Вот это дядя Федор! У него, значит, не только уши собачьи, но и нюх.
– Да это ладно, не мой интерес. Ты деньги мне возверни. Покупатель-то от машины отказался.
– Чего это он? – ревниво возмутился Алешка. – Машина хорошая. Даже прыгает на ходу.
– Капризный оказался. Ему, вишь, крыса ваша не понравилась. Она в аккурат в ящичке на панели обосновалась. Он туда глянул – объедки, говорит, какие-то, стал их выгребать, ну она его и напугала…
– Залаяла? – спросил с интересом Алешка. Он не представлял, что крыса может напугать одним только своим видом.
– Не, не лаяла. А укусить хотела. Оно и правильно – свое ведь защищала. А потом, кто знает, может, у ней там детки? Может, она для них запас делала… На всю зиму. В общем и целом, давайте деньги и забирайте машину. Все путем сложилось.
Да уж… сложилось. «Сами продали – сами обратно забрали».
Я отдал дяде Федору деньги, и мы пошли к дому.
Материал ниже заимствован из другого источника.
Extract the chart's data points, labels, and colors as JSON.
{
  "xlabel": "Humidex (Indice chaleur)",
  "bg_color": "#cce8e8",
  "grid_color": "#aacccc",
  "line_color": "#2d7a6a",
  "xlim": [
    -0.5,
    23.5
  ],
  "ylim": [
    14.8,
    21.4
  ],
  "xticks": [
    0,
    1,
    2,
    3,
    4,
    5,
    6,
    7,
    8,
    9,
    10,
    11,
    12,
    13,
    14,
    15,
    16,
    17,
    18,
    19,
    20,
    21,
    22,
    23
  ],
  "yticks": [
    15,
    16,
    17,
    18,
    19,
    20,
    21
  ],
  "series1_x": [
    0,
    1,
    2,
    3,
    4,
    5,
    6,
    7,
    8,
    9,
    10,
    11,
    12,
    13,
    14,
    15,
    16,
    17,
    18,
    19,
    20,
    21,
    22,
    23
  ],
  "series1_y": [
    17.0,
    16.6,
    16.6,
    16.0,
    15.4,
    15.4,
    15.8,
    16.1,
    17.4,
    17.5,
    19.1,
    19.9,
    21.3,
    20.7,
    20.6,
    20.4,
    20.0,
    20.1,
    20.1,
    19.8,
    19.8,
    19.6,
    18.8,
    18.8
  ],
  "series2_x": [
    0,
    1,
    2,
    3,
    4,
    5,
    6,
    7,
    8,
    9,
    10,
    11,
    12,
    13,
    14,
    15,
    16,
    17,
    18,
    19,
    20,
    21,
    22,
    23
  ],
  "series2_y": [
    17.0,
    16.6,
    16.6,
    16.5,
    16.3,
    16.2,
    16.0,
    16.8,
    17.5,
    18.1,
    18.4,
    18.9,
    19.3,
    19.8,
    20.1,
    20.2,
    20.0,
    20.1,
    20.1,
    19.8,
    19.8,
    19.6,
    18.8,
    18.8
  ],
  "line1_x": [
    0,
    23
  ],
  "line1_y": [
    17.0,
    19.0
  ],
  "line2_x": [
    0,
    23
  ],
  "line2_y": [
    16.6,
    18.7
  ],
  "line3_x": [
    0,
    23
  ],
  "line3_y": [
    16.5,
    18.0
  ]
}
Дождик разошелся. Он был мелкий, как пыль, и холодный, как снег. Осенний, словом, дождик.
Во дворе была такая картина. В одном его углу опять стояла наша машина, а в другом, как можно дальше от нее, топтался под зонтиком испуганный мужчина.
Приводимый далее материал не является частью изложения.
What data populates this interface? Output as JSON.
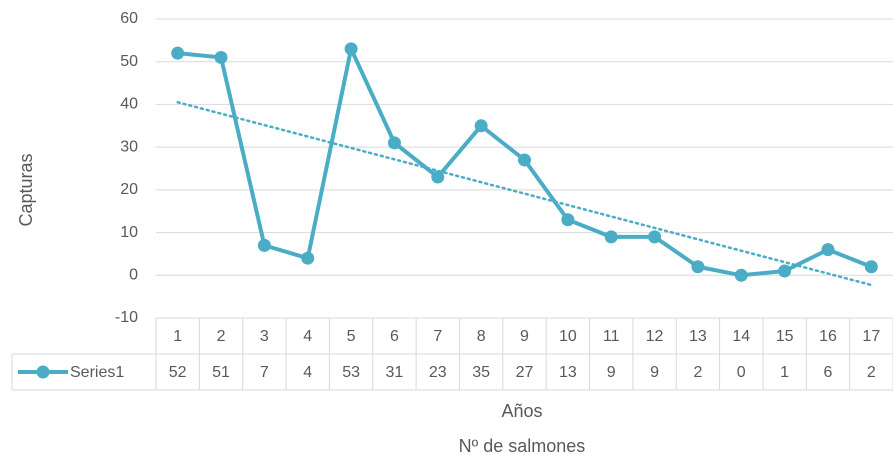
{
  "chart_data": {
    "type": "line",
    "title": "",
    "xlabel": "Años",
    "xlabel2": "Nº de salmones",
    "ylabel": "Capturas",
    "ylim": [
      -10,
      60
    ],
    "yticks": [
      -10,
      0,
      10,
      20,
      30,
      40,
      50,
      60
    ],
    "grid": true,
    "trendline": "linear",
    "categories": [
      "1",
      "2",
      "3",
      "4",
      "5",
      "6",
      "7",
      "8",
      "9",
      "10",
      "11",
      "12",
      "13",
      "14",
      "15",
      "16",
      "17"
    ],
    "series": [
      {
        "name": "Series1",
        "values": [
          52,
          51,
          7,
          4,
          53,
          31,
          23,
          35,
          27,
          13,
          9,
          9,
          2,
          0,
          1,
          6,
          2
        ]
      }
    ],
    "colors": {
      "series": "#4bacc6",
      "trend": "#4bacc6",
      "grid": "#d9d9d9",
      "text": "#595959"
    }
  }
}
Дядя Федор подошел к нему, передал ему деньги, забрал у него ключи, ободряюще похлопал по плечу и направился к нам.
– Тоже мне – покупатель, – хмыкнул он. – От такой ладной тачки из-за малой мышки отказался. Пошли, соседи, погреемся.
Мы забрались в машину, дядя Федор завел двигатель. Стало уютно; по крыше и капоту стучали капли дождя и сбегали по стеклам, светилась зелеными огоньками приборная доска, потеплело.
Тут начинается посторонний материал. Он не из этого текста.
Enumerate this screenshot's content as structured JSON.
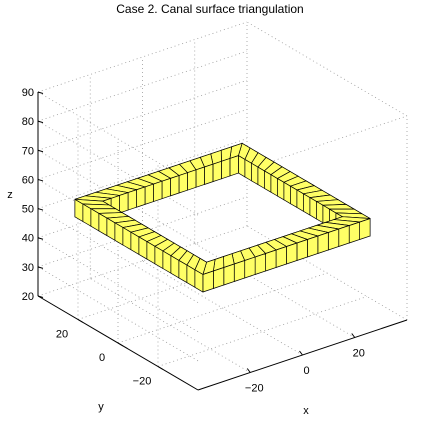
{
  "chart_data": {
    "type": "surface",
    "title": "Case 2. Canal surface triangulation",
    "xlabel": "x",
    "ylabel": "y",
    "zlabel": "z",
    "xlim": [
      -40,
      40
    ],
    "ylim": [
      -40,
      40
    ],
    "zlim": [
      20,
      90
    ],
    "xticks": [
      -20,
      0,
      20
    ],
    "yticks": [
      -20,
      0,
      20
    ],
    "zticks": [
      20,
      30,
      40,
      50,
      60,
      70,
      80,
      90
    ],
    "grid": true,
    "surface": {
      "shape": "square-frame",
      "inner_half_width": 26,
      "outer_half_width": 32,
      "z_range": [
        48,
        54
      ],
      "face_color": "#ffff66",
      "edge_color": "#000000"
    }
  }
}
Алешка открыл перчаточный ящик с объедками и, подбросив туда орешков, снова его захлопнул. Тут же за дверцей послышалось азартное, ритмичное хрумканье.
– Ишь, чавкает, – дядя Федор щелкнул пальцем по крышке ящичка. – И невдомек ей, что такую выгодную сделку сорвала. А и ладно, пусть жрет. Еще чего-нибудь продадим, другим разом. Уже без крысы.